In the immediate aftermath of the financial meltdown in 2008, it was not Obama and the Democrats who were pushing for a large-scale, Keynesian fiscal stimulus, for the nationalisation of the banks etc. It was George Bush and the republican leadership. It was Bush and his Treasury Secretary, Hank Paulson, that proposed the $750 billion Troubled Assets Relief Programme (TARP).
Of course, as described in Part 4, the predecessors of the Tea Party, the Libertarians like Peter Schiff, whose view that the banks should just be allowed to collapse, I discussed at the time in my post Where We've Been etc. and Senators like Ron Paul, were opposed to state intervention too. But, the reaction of the markets and the pressure from big capital ensured that this opposition was quickly subdued.
There were two important political factors, therefore, when Obama and the Democrats won in 2008. Firstly, in the first few months of the administration, they were simply carrying forward the same set of policies in relation to intervention that Bush and Paulson had introduced. It was difficult for the republican establishment to therefore distance itself from those policies. Secondly, Obama had not just defeated a Republican candidate. He had soundly defeated a right-wing Republican candidate, in the shape of John McCain, who had deliberately chosen as his running mate Sarah Palin, who was seen as a means of appealing to that Libertarian wing of Republicanism.
Under such conditions, the Republican far right were cowed, which opened the door for Obama to extend the Keynesian intervention to effectively nationalise GM, in the same way as had happened with the banks. It was classic social democracy – nationalisation of significant industries for the time; rationalisation and recapitalisation out of the state purse; loss of jobs etc. in the name of saving the industry; followed by eventual return to private capital. It was exactly the strategy adopted by Attlee in 1945 and by social democracy on many other occasions.

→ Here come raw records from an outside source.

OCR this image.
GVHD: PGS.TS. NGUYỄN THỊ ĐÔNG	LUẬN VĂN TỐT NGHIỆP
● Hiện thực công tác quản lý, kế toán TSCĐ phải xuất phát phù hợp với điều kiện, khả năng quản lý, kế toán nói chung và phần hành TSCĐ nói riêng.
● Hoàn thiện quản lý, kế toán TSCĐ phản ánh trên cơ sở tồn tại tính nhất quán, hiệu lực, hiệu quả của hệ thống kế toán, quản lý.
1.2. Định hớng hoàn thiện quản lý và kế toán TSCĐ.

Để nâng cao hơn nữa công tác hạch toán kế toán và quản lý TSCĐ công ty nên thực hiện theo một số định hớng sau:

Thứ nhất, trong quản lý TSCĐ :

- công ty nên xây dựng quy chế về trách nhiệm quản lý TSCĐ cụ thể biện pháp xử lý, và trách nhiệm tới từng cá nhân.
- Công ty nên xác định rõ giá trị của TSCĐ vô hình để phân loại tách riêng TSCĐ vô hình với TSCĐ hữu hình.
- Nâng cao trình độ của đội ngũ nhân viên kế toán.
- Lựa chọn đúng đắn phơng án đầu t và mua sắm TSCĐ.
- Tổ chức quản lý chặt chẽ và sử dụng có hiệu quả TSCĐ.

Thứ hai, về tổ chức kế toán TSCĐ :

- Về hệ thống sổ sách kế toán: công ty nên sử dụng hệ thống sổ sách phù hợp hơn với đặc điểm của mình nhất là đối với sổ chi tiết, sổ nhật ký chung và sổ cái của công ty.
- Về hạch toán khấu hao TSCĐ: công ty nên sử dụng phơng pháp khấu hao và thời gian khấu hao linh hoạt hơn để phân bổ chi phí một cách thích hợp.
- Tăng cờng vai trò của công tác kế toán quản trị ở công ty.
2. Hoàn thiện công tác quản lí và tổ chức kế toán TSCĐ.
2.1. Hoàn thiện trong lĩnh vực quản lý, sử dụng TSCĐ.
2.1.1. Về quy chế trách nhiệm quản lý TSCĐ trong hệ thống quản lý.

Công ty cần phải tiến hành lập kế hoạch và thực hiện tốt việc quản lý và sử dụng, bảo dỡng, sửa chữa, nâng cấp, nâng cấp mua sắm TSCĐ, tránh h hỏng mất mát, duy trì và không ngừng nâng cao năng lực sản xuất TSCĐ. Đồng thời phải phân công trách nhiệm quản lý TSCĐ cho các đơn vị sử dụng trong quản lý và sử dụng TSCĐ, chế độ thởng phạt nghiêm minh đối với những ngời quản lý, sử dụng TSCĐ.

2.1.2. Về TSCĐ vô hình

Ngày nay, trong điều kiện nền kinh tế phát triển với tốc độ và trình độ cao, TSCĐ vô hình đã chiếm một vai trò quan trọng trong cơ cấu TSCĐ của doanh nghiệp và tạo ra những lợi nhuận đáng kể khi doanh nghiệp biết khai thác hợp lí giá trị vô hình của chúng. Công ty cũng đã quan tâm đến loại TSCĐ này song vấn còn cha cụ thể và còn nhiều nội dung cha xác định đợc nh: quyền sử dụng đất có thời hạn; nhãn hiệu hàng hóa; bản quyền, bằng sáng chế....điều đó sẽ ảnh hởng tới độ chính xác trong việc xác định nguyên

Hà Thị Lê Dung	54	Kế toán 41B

Within its own terms of reference, social democracy succeeded after 2008 in the US just as it did in the UK after 1945. After 1945 in the UK, important strategic industries for capital in general were nationalised, decades of under-investment was remedied by the state out of taxation, and the other side of this was the loss of hundreds of thousands of jobs in these industries. In the same way, after 2008, the state intervened to save GM, but again it involved the loss of thousands of jobs, a process, however, that had started some years earlier with companies like Delphi, having been hived off, going through a process of bankruptcy that facilitated cuts in wages of up to 66%, and also cuts in pension and healthcare provision. See my post - Delphi.
As I wrote some time ago, the process of restructuring of US capital that could have been undertaken during the 1980's and 90's (and this applies to the UK too) but wasn't, will instead be compressed into a much shorter period of time, as a result of the crisis that will ensue from the final bursting of the financial bubbles blown up during that period – A Momentous Change.
But, the very nature of such changes mean they can only be accomplished, without major social upheaval, during certain periods. In the 1950's and 60's, for example, although far more mines were closed, and far more miners lost their jobs in Britain than in the 1980's and 90's, there was no real opposition. The reason was that there were plenty of other jobs to go to, that many saw as a better alternative to what had always been a hard, dangerous and dirty job in the pit. In other words, social democracy can only work properly in times of Long Wave Boom, when capital is expanding, so that restructuring can move both capital and labour to the new more dynamic, more profitable areas with the least disruption.
To that extent, Obama's course should have been set fair. The new Long Wave Boom started in 1999. The rising rates of profit that began in the late 80's, also now led to rapidly rising volumes of profit as capital expanded rapidly. But, that was not the whole story. Much of the rapidly rising rate and volume of profit had been occurring in China and the Asian Tigers, not in the US. To the extent it was occurring in the US, it was only in a relatively small number of industries. What is worse, although these high profit industries had a lower than average organic composition of capital, the reason was not because they employed lots of workers, but because they employed a relatively large amount of highly skilled, complex labour.
The problem that arises from that is two fold. Firstly, the number of new jobs created is relatively low. Secondly, the ability to provide the highly skilled labour-power to fill these jobs requires the investment of large amounts of state capital in the welfare state, in the shape of adequate education. Throughout the 1990's, and early 2000's, Alan Greenspan, in testimony to Congress, had pointed out that the US was failing in that regard, which meant too few workers were being produced with the requisite skills. That pushed up wages for those that did, and meant that those that didn't faced low wages, or no jobs. I will continue to examine this aspect in Part 6.